Quand nous poursuivons ce débat, nous sommes donc forcément partagés entre les effets favorables de cette mutation énergétique sur le long terme, dont nous sommes tous convaincus, et la façon dont nous pouvons absorber les coûts de la transition dans une économie qui est vulnérable et en quête de croissance. Cette contradiction est fortement ressentie par les acteurs économiques, mais aussi par les ménages, et elle s’exprime de diverses façons dans le débat public.
À ce stade du débat, mes chers collègues, je souhaite donc formuler une suggestion, que j’ai déjà évoquée dans mes conversations avec Mme la ministre : nous devrions nous donner un outil permettant de procéder à une analyse en continu des incidences économiques de la politique énergétique.
Ce forum d’observation et d’analyse économiques doit être pluraliste ; il doit pouvoir examiner dans la durée les effets de la transition énergétique et jouer un rôle d’aide à la décision pour les gouvernements qui se succéderont, afin de vérifier si les choix effectués ont bien obtenu les résultats économiques escomptés et si des dérives ne se sont pas produites.
J’ajoute que ce lieu d’analyse jouera aussi un rôle démocratique, parce que des controverses continueront inévitablement à se développer sur les choix de politique énergétique et leur adaptation aux besoins de la société et de l’économie française. Plutôt que de limiter le débat à l’affirmation de postulats ou de croyances opposées, il vaudrait mieux lui permettre de se fonder sur des mesures vérifiées et établies scientifiquement.
Je n’ai pas déposé d’amendement sur ce sujet, parce que je crois que le dispositif auquel je songe relève du domaine réglementaire : il s’agit d’une simple question d’organisation au sein de l’État.
Nous avons fait l’expérience, depuis des dizaines d’années, du bon fonctionnement de la Commission économique de la nation, anciennement Commission des comptes économiques de la nation, dont les résultats ne sont plus contestés par personne et permettent d’évaluer les politiques économiques de façon objective.
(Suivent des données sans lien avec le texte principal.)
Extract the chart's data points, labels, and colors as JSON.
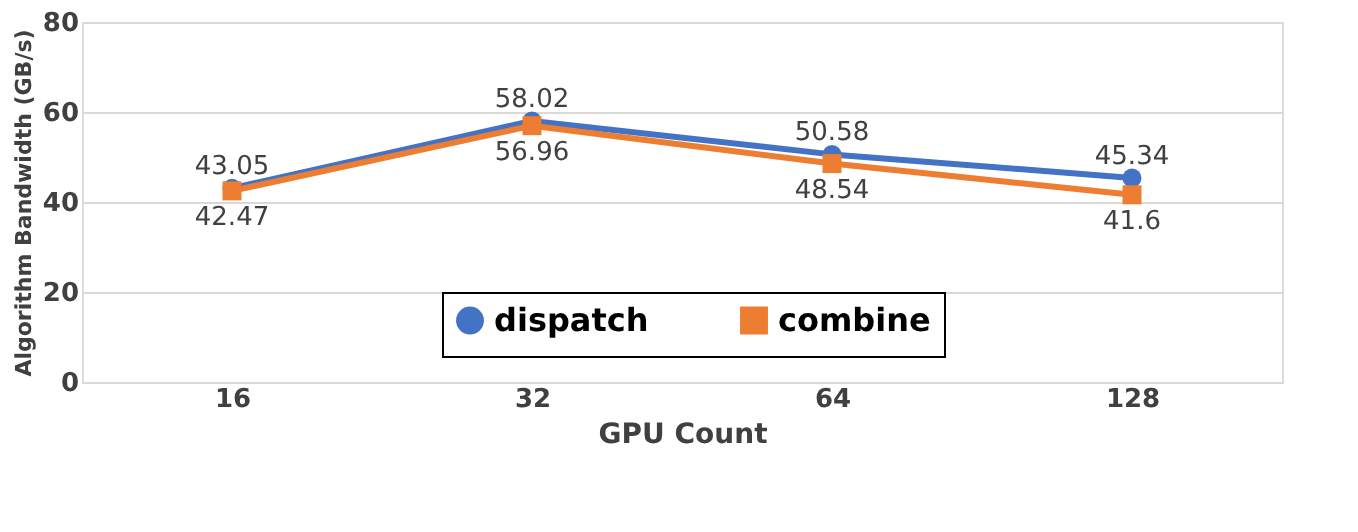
{
  "chart_data": {
    "type": "line",
    "xlabel": "GPU Count",
    "ylabel": "Algorithm Bandwidth (GB/s)",
    "categories": [
      "16",
      "32",
      "64",
      "128"
    ],
    "series": [
      {
        "name": "dispatch",
        "color": "#4472c4",
        "values": [
          43.05,
          58.02,
          50.58,
          45.34
        ],
        "marker": "circle"
      },
      {
        "name": "combine",
        "color": "#ed7d31",
        "values": [
          42.47,
          56.96,
          48.54,
          41.6
        ],
        "marker": "square"
      }
    ],
    "ylim": [
      0,
      80
    ],
    "yticks": [
      0,
      20,
      40,
      60,
      80
    ],
    "grid": "y",
    "legend": "bottom",
    "data_labels": true,
    "line_style": "solid"
  }
}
Je crois donc qu’il serait utile que le Gouvernement dote la nation d’une commission des comptes économiques de l’énergie, qui nous aiderait, grâce à des mises à jour successives de l’analyse des conséquences économiques des décisions de politique énergétique, à vérifier que nos choix étaient judicieux, qu'ils n’ont pas contribué à dégrader la situation des ménages ni la compétitivité de notre économie et que nous avons su en tirer le meilleur. Il me semble que le Gouvernement pourrait réfléchir à une telle formule.